Cabinet allies begin to abandon Theresa May as Tories languish in EU election polls
Previously loyal Cabinet ministers believe Theresa May has no chance at passing her Brexit deal through parliament and has just weeks left as Prime Minister, it has been reported.
Ministers including her de facto deputy, David Lidington, and transport secretary, Chris Grayling, are said to be among those who have given up hope that May's deal, which has already been rejected three times, can pass through the Commons, according to the Sunday Times.
Liam Fox, the international trade secretary, is reported to have threatened to lead a cabinet walkout if May negotiates a customs-union Brexit with Labour. A spokesperson for Fox said this was "categorically untrue" and that he wanted to remain in the Cabinet to ensure Brexit is delivered.
Read more: May to hold meeting with top Tory committee over her departure timetable
The whispers about May's departure have grown louder in the wake of numerous polls pointing to drubbing for the Tories in the upcoming EU elections.
A poll for Opinium yesterday found the Tories clinging to just 11 per cent of the vote in the forthcoming EU elections, while Nigel Farage's Brexit party, meanwhile, has stormed ahead with 34 per cent of the vote, 13 points ahead of Labour.
May has also faced pressure over her position following the Conservatives' drubbing the local elections earlier this month, in which the party lost more than 1,000 councillors.
Meanwhile, the chairman of the influential 1922 committee of backbench Tories said yesterday that May could set her resignation date in the coming days, in the face of pressure from the party and grassroots Tories.

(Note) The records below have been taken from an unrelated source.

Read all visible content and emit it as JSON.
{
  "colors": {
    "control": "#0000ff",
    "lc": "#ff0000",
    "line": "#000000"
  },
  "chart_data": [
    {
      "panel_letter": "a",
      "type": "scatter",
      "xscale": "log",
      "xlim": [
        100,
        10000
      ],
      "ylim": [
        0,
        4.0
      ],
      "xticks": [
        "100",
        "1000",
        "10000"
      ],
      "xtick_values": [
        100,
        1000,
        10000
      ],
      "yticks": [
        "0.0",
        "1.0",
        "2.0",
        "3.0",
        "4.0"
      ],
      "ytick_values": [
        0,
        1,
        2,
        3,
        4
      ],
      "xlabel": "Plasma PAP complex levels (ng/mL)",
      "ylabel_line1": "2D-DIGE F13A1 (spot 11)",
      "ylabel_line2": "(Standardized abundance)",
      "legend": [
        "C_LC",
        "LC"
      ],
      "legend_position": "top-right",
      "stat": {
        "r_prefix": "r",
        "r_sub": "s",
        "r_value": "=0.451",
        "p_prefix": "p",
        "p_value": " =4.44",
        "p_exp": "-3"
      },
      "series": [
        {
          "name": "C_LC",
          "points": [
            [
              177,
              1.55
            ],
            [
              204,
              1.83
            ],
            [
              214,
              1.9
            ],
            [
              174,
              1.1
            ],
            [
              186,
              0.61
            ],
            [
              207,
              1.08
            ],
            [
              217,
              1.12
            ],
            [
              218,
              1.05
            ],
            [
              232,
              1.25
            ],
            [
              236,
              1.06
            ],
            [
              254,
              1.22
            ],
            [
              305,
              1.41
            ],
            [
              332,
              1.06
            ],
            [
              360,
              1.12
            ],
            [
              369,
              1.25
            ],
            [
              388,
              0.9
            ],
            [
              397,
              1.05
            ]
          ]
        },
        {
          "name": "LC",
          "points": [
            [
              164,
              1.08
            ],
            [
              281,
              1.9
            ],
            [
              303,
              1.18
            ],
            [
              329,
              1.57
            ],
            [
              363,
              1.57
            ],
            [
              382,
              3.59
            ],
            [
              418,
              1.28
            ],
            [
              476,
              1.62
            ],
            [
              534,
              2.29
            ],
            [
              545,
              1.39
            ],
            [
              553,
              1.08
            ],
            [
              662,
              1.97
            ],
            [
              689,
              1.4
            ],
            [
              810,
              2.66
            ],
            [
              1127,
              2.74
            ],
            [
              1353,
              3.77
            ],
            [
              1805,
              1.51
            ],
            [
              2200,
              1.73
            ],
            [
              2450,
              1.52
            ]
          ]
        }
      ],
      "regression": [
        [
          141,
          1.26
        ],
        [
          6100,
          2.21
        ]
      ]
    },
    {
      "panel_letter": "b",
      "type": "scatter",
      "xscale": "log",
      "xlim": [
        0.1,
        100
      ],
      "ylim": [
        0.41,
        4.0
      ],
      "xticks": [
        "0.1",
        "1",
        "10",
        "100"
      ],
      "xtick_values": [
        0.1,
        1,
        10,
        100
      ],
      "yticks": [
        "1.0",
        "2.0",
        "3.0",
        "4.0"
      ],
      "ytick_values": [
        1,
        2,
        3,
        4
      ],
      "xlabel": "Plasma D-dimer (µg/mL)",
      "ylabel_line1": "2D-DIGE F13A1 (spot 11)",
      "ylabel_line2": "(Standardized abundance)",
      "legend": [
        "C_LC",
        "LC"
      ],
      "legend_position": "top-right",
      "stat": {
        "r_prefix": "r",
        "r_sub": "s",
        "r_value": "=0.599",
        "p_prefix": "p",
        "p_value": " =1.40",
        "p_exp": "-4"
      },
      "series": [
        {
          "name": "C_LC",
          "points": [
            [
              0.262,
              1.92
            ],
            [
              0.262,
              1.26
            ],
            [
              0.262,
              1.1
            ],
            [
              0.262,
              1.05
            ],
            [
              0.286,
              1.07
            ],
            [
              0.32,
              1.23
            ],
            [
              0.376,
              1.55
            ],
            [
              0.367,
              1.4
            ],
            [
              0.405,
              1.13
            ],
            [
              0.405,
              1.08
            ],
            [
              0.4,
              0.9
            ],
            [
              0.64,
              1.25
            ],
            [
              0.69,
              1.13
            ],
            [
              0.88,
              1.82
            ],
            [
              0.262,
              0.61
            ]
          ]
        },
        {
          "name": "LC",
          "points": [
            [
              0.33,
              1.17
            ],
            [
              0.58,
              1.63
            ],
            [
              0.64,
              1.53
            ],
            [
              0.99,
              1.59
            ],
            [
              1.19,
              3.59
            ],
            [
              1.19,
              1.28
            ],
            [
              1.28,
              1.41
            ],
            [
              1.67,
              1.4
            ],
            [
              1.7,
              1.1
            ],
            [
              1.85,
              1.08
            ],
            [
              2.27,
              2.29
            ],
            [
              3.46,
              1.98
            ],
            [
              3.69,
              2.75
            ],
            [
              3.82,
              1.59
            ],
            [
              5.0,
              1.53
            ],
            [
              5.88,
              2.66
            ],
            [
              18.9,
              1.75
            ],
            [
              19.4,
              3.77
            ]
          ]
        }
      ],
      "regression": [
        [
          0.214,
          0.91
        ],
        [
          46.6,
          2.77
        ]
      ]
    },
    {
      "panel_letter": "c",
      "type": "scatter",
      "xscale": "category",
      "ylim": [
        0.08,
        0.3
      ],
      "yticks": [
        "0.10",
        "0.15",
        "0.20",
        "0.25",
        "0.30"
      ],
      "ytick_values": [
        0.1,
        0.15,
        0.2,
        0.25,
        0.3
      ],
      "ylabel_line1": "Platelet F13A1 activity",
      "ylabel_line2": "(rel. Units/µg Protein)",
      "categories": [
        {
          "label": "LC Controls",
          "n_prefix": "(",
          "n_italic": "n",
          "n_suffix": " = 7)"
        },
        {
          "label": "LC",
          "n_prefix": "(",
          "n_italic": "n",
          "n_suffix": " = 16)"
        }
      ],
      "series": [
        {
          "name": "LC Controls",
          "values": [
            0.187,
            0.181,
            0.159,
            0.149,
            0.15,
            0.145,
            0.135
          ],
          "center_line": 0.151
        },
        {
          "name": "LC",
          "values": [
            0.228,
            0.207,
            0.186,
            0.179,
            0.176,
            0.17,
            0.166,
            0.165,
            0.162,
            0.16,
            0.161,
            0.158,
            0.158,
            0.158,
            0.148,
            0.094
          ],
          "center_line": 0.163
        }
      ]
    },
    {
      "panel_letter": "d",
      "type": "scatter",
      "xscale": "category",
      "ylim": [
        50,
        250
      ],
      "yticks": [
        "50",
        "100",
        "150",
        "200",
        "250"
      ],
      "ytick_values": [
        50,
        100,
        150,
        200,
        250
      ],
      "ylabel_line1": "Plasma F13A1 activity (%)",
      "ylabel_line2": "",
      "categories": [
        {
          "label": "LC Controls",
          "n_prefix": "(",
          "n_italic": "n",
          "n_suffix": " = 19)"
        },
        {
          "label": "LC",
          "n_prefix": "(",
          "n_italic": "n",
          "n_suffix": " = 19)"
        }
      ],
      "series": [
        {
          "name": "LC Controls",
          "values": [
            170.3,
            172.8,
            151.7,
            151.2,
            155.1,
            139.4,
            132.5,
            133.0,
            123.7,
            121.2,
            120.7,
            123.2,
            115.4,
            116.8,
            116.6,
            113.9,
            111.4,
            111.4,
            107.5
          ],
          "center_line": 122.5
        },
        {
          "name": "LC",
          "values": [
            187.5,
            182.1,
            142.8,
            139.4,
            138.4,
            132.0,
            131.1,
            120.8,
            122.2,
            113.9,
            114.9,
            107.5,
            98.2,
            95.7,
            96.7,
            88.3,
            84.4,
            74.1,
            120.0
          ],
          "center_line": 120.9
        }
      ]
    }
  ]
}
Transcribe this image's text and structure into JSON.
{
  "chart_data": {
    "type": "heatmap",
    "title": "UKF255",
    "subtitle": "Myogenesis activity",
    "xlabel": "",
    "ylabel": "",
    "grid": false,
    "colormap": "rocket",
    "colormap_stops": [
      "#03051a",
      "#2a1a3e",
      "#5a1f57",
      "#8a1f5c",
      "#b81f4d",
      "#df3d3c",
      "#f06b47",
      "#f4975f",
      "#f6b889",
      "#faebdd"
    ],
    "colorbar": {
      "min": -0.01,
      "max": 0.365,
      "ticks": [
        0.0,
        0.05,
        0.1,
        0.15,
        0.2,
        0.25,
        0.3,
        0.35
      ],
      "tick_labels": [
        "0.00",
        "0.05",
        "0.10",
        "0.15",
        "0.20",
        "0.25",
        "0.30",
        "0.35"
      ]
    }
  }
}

On 15 June, a convention of local Tory associations will meet to hold a vote of no confidence in her leadership.
Sir Graham Brady told the BBC that the 1922 Committee had for "clarity" about her plans for the future, and she had "offered to come and meet with the executive".
"It would be strange for that not to result in a clear understanding [of when she will leave] at the end of the meeting," he added.
Read more: Theresa May will stay as PM until Brexit deal passed, No 10 confirms
He said the cross-party talks with Labour, aimed at breaking the Brexit deadlock in parliament, were likely to "peter out" over the next few days.
The talks are due to resume tomorrow but so far have no resulted in any compromise solution.